En las largas tardes patagónicas en casa de Raine había lugar para todos, allí se reunían amigos pescadores, pueblerinos, compañeros de trabajo, familia.
Solo era indispensable tomar mate y no mucho más. Tortas fritas, facturas, algún budín siempre había, los traían los visitantes por cortesía o los horneaba la dueña de casa para agasajar al que se diera una vuelta por ahí.
Las historias siempre iban y venían, en ocasiones no sabíamos si era una leyenda, un cuento recién inventado o una historia con bases reales. El asunto era contar, como una competencia sin declarar, todos querían sobresalir y nadie preguntaba si lo que se escuchaba era lo que había ocurrido. Un pacto implícito que nadie rompía y de esa manera la magia nunca acababa.
Jorge era un habitual integrante de la ronda al que yo apenas conocía, siempre tenía algo para decir y esa tarde contó una historia de las que se recuerdan, trataré en las próximas líneas de ser fiel al relato.
En la cordillera de los Andes todas las montañas altas están habitadas por el espíritu de algún valiente cacique fallecido. Si este cacique fue muerto en batalla mejor y si además fue contra el invasor español ya era en extremo poderoso y digno guardián de las alturas. Tal era el caso de este espíritu que habitaba un volcán.
Por muchos años descansó sin contratiempos hasta que un día se aproximaron a la montaña un grupo de guerreros huiliches que venían cazando choiques, huemules y guanacos, principales fuentes de alimento y vestimenta para sus tolderías y rucas.
Sin sospechar que al espíritu no le gustaba que lo interrumpieran e invadieran sus dominios, los guerreros subieron muy alto por las laderas y el volcán dejó de lado su descanso de siglos y comenzó a arrojar toneladas de lava, roca y cenizas ardientes, como si esto fuera poco, la tierra temblaba y se abría en grandes grietas que se tragaban a los cazadores.
El consejo de la tribu se reunió para conferenciar y consultar a la machi, la sacerdotisa y curandera cuya opinión era respetada por todos, su consejo fue drástico como lo era la furia del volcán y de su guardián, para calmar su ira había que sacrificar una doncella, pero no cualquiera, tenía que ser la más bella, apreciada y querida por la tribu. Al cacique se le heló la sangre, la única candidata posible era su querida hija menor Ligray. Había que lanzarla viva al enorme cráter de lava hirviente que se había formado en la cima de la montaña.
No obstante su enorme pena, el cacique tuvo que aceptar el consejo en pos del bien de su pueblo.
El designado para llevar a la hermosa muchacha debería ser el guerrero más joven que hubiera recibido el ritual de iniciación, sus atributos y armas. Mulik, tal el nombre del joven sobre el que recayó la elección, estaba enamorado secretamente de la hija del cacique y su pena fue inconmensurable sin embargo acepto en el convencimiento que al menos estaría cerca de su amada hasta el último instante.
Mulik tomó a la muchacha entre sus brazos y ascendió por la ladera del enojado volcán hasta una zona donde los vientos soplaban con gran violencia e intensidad, la joven soportaba estoicamente su destino y no se quejó en todo el trayecto.

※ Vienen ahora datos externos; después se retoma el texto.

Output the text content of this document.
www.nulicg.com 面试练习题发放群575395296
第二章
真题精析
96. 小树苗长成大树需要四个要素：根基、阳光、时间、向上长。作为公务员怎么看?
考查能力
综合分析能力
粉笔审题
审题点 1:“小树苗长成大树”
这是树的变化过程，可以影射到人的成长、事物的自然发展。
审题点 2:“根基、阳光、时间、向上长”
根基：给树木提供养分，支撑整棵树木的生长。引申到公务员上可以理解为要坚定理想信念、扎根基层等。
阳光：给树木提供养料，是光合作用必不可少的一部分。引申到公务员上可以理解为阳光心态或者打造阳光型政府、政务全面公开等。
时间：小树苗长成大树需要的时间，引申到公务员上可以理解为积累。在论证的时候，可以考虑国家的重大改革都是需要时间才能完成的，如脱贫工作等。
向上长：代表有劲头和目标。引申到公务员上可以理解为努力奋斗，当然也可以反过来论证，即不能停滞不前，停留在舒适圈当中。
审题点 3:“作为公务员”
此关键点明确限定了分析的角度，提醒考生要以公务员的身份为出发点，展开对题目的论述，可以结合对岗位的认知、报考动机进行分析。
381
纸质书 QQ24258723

Apenas el joven depositó a su amada en el suelo un enorme cóndor blanco cuyos ojos fulguraban con el mismo fuego del volcán tomó a la princesa entre sus garras y sin detener su vuelo y pese al desesperado grito de Mulik, se elevó con ella y la arrojó al cráter. Inmediatamente enormes nubes blancas como el vestido de la joven mártir cubrieron el cielo y pese a que era verano una densa nevada cubrió el pico de la montaña y apagó el fuego.
El sacrificio de la joven y la resignación e impotencia de su secreto amante apaciguaron para siempre el enojo del espíritu del guardián de la montaña, desde entonces sobre ese gran volcán reina la paz, un eterno manto blanco como el vestido de la princesa huilliche corona el cráter.
Volcán Lanín visto desde el lago Huechulafquen - Neuquén - Patagonia Argentina
Luego de esta vinieron otras historias, ninguna como la que acabo de relatar. Las sombras alargadas de los altos álamos indicaban que era hora del regreso, saludé a la concurrencia y prometí volver pronto por otros relatos.
En el viaje de regreso a Esquel recordé la figura del imponente Lanín, lejos de mi destino actual pero cerca de Junín de los Andes, imaginé ver cómo el manto eterno de las nieves de su corona se mueve al son del viento, tal como lo haría el vestido blanco de Ligray.